Kalau pengertian Kamus Besar yang kita percayai, maka Alquran banyak menyuguhkan praktek politik yang dianut oleh para Rasul, terutama dalam menghadapi kezaliman raja-raja di masa lampau. Atau ketika mereka menjalankan tugas sebagai Imam atau Khalifah.

Al-Siyasah :
Dalam Bahasa Arab, politik diartikan dengan istilah al-Siyasah, yaitu salah satu makna dalam Kamus Bahasa Indonesia diatas, dengan kata “ siasat “. Siasat atau strategi dan sistem Rasul memimpin, dipraktekkan dalam sejarah Dakwah dan penyiaran Islam, seperti perjanjian Hudaibiyah dan Piagam Medinah, menarik bagi politikus untuk dianalisis, sebagai suatu model. Demikian dalam sejarah Khulafa’ al-Rasyidin, terutama khalifah Abu Bakr al-Siddik RA dan Umar bin Khattab,RA.

Dalam ilmu politik banyak defenisi yang dapat dikemukakan, namun karena ruangan terbatas, maka hanya 3 diantaranya yang sempat dikemukakan : (1) The study of the formation, forms and processes of the states and governaments, ‘maksudnya ilmu politik adalah ilmu yang mempelajari asal mula, bentuk-bentuk, proses negara-negara dan pemerintahan-pemerintahan (Wilbur White) (2) Ilmu politik adalah ilmu tentang negara dan pemerintahan (Gilchrist).(3) Ilmu politik menyelidiki negara dalam keadaan bergerak (Adolf Grabowsky).

Dari tiga definisi tersebut, tergambar dari asal kata “polis” yang berarti “Negara Kota”. Dengan demikian, politik itu berarti hubungan khusus antara manusia yang hidup bersama yang menimbulkan aturan, kewenangan dan akhirnya kekuasaan. Tetapi, politik bisa juga dikatakan sebagai kebijaksanaan, kekuatan, kekuasaan pemerintahan, konflik dan berbagai pembagian kata-kata yang serumpun.
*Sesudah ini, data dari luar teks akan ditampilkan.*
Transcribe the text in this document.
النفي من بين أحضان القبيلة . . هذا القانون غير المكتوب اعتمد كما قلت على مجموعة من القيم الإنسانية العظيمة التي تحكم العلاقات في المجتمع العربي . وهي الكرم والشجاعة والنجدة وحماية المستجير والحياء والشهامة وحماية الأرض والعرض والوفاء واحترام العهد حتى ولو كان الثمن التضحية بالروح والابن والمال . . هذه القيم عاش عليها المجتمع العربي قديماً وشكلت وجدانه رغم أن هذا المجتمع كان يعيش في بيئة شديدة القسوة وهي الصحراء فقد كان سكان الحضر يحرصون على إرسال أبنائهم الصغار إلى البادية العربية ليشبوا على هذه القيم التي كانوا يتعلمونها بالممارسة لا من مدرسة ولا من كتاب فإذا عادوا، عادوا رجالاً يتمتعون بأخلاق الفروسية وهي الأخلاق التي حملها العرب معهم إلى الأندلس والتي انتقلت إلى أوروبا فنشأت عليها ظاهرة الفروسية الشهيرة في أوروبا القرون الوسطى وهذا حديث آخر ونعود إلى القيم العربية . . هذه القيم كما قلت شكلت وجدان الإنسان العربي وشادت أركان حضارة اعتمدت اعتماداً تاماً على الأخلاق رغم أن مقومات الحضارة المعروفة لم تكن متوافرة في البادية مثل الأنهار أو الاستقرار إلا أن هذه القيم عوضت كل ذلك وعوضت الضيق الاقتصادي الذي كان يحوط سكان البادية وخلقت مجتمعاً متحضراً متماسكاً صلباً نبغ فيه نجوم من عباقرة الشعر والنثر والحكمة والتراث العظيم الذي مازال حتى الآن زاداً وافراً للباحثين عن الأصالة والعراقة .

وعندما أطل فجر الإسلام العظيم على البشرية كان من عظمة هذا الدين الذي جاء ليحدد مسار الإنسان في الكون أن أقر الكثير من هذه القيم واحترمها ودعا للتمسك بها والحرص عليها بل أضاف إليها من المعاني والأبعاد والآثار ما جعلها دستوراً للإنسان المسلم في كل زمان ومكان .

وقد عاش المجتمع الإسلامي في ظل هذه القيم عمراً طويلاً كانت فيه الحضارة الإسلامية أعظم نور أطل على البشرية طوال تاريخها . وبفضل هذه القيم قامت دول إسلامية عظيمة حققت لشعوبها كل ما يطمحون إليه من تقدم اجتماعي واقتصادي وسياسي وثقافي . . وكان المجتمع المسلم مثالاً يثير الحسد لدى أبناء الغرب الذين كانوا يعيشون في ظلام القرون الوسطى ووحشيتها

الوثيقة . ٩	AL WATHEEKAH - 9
Dasar-dasar politik dalam Alquran dapat dilihat misalnya : Tuhan adalah Penguasa tertinggi, Maha Raja, Maha Suci, Maha Pemberi Sejahtera, Maha Memelihara, Maha Pemberi Aman, dan Maha Memiliki segala keagungan (QS.59:23). Disamping itu Tuhan Pencipta langit, bumi, manusia dan alam semesta. (QS.25:54) Bahkan, Tuhan sumber segala kebenaran (QS.3:6O). Artinya, Tuhan adalah Penguasa Tunggal, tapi memberikan tugas kepada manusia sebagai “Khalifah fi al-Ardh” dan pemakmur “ Wa asta’marakum fiha “.

Esensi utama politik yang sesuai Alquran, mempunyai fungsi :

Pertama : Menyadari kedudukan manusia.

Dialah yang menjadikan kamu penguasa-penguasa di muka bumi dan Dia meninggikan sebagian dari kamu atas sebagian (yang lain) untuk menguji kamu (QS.al-An’am 165).

Kedua : Menjadi Imam yang adil, jujur dan ihsan.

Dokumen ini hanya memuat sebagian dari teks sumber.